At first glance, the Berkley Powerbait Thief is a fairly generic-looking soft plastic, but don’t let its unassuming looks fool you. It’s 4 inches long, it features oversized tentacles and claws and it’s available in 6 really good looking colors. 

It’s infused with the Powerbait formula and it’s a pretty beefy little bait. But again, there’s more to it than initially meets the eye. 

My thoughts


I’ve been using this bait to pitch and flip any shallow cover I come across; if you can name it, I’ve probably pitched a Powerbait Thief to it throughout my testing. I’ve also been skipping it underneath docks when the sun is high in the middle of the day. 

As it falls to the bottom on a lightweight Texas rig, its bulbous claws kick violently as its flat tentacles facilitate a nice gliding motion. When hopped on the bottom, the tentacles sway a bit, but the most noteworthy characteristic is the raised posture of the claws.
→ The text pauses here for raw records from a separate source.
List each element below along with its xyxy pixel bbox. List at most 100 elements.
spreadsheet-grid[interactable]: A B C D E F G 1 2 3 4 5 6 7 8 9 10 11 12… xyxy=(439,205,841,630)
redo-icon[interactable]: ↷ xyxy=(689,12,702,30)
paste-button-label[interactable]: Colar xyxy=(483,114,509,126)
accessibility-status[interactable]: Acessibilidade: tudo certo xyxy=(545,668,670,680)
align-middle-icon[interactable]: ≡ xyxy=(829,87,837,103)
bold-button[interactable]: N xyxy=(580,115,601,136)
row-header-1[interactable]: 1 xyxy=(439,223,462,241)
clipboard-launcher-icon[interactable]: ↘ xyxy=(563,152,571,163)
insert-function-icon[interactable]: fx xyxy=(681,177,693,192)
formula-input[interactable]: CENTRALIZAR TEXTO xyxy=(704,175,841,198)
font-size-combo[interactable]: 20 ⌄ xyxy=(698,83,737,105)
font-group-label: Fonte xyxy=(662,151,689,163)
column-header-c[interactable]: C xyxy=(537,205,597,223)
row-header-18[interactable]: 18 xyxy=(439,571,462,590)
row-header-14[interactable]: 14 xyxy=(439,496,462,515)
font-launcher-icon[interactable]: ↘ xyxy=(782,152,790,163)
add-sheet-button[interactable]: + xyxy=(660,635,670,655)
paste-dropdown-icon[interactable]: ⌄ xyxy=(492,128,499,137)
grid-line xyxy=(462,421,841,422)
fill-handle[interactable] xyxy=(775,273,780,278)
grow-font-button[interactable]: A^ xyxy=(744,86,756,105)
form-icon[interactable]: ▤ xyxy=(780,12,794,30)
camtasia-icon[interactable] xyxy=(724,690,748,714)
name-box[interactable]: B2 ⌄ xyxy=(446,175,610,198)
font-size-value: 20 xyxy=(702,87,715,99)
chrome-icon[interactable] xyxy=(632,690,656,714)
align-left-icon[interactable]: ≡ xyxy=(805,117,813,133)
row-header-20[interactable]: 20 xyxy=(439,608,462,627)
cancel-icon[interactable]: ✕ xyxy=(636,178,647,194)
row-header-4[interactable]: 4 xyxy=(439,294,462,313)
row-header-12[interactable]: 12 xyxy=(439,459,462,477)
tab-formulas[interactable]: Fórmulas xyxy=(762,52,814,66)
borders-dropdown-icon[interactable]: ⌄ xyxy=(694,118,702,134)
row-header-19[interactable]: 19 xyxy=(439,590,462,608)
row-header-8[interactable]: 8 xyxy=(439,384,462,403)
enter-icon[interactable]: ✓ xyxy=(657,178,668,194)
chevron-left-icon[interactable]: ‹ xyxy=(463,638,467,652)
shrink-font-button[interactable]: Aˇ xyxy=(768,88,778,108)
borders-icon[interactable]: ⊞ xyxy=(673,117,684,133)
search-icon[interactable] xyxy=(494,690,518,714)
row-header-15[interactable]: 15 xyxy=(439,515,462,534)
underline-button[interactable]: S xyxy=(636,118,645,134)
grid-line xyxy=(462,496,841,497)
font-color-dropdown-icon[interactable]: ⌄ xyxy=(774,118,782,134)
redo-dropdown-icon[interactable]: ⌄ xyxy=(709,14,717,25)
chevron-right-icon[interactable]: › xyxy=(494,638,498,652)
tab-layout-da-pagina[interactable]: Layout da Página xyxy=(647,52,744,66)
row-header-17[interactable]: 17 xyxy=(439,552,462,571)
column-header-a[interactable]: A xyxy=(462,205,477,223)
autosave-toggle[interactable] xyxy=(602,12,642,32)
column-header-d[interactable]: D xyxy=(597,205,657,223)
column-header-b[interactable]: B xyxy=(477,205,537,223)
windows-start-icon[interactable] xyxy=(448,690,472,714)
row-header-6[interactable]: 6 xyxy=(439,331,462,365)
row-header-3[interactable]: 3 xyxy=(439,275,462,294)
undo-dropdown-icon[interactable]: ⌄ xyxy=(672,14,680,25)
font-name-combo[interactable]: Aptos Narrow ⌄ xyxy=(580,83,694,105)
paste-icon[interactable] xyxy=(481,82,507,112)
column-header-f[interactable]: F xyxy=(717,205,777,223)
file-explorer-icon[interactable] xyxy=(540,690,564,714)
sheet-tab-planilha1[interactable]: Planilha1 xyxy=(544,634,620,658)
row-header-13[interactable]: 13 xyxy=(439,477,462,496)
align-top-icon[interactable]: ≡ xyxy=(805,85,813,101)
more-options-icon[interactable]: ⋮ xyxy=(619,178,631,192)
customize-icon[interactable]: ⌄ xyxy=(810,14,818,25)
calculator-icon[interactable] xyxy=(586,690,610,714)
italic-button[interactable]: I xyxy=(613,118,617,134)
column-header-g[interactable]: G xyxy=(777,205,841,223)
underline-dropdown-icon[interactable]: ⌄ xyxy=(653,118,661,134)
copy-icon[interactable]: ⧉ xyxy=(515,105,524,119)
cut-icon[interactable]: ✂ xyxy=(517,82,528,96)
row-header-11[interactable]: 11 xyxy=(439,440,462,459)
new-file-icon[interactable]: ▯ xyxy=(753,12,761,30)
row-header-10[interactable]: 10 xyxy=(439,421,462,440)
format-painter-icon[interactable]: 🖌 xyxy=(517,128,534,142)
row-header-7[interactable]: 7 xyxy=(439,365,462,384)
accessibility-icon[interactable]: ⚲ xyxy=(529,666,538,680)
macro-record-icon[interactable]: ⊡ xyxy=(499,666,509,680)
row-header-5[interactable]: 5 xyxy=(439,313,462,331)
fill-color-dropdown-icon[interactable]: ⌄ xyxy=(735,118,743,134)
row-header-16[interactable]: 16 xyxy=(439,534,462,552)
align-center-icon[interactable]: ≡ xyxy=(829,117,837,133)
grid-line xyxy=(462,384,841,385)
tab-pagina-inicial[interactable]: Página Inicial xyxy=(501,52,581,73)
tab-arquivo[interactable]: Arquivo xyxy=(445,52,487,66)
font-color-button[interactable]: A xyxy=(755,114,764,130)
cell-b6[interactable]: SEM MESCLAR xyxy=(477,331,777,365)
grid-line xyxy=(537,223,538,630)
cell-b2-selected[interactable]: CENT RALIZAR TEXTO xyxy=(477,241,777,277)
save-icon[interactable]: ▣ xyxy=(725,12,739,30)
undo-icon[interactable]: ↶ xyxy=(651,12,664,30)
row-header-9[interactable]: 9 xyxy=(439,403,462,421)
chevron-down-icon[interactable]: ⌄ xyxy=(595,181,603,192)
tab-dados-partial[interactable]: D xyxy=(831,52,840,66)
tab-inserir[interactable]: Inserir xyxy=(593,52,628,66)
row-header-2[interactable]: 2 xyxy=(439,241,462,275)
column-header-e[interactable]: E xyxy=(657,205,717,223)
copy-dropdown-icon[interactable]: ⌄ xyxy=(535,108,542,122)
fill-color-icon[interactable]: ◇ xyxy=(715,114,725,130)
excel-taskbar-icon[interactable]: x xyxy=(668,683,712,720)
I’ve experimented with it in very shallow, clear water and it looks very similar to the natural defensive posture of a threatened crawfish. 


In regards to the Powerbait formula, I think it does make the bass hold onto it for a little longer than some other soft plastics. I say that because I’ve had a few days when the bass were short striking a similar bait and when I switched to the Thief, they were thumping the heck out of it and trying to swallow it. It could just be coincidence, but I’m just going off of my personal experience.


I really like how durable this bait is—the above picture was taken after catching 7 bass on a single bait. It stays on the hook very well when both skipping and fighting fish and at $4.49 per 8-pack, I think it’s an excellent value. 

Its flat profile also allows you to skip it very easily. It doesn’t catch a lot of water when it hits the surface, so it’ll skip like a river rock for most anglers. If you’re having trouble getting bites on your local boat docks, I think this would be a great bait to try. 


It also penetrates thick cover easily. There are not a lot of appendages hanging off of it, so you’re able to quietly slide it into and out of heavy laydowns and vegetation with very minimal disturbance. 

Final impressions

There’s something about this bait that the bass love—or hate—depending on how you look at it. It has been catching a bunch of fish for me lately and it has quickly moved up to the front lines of my pitching and flipping arsenal.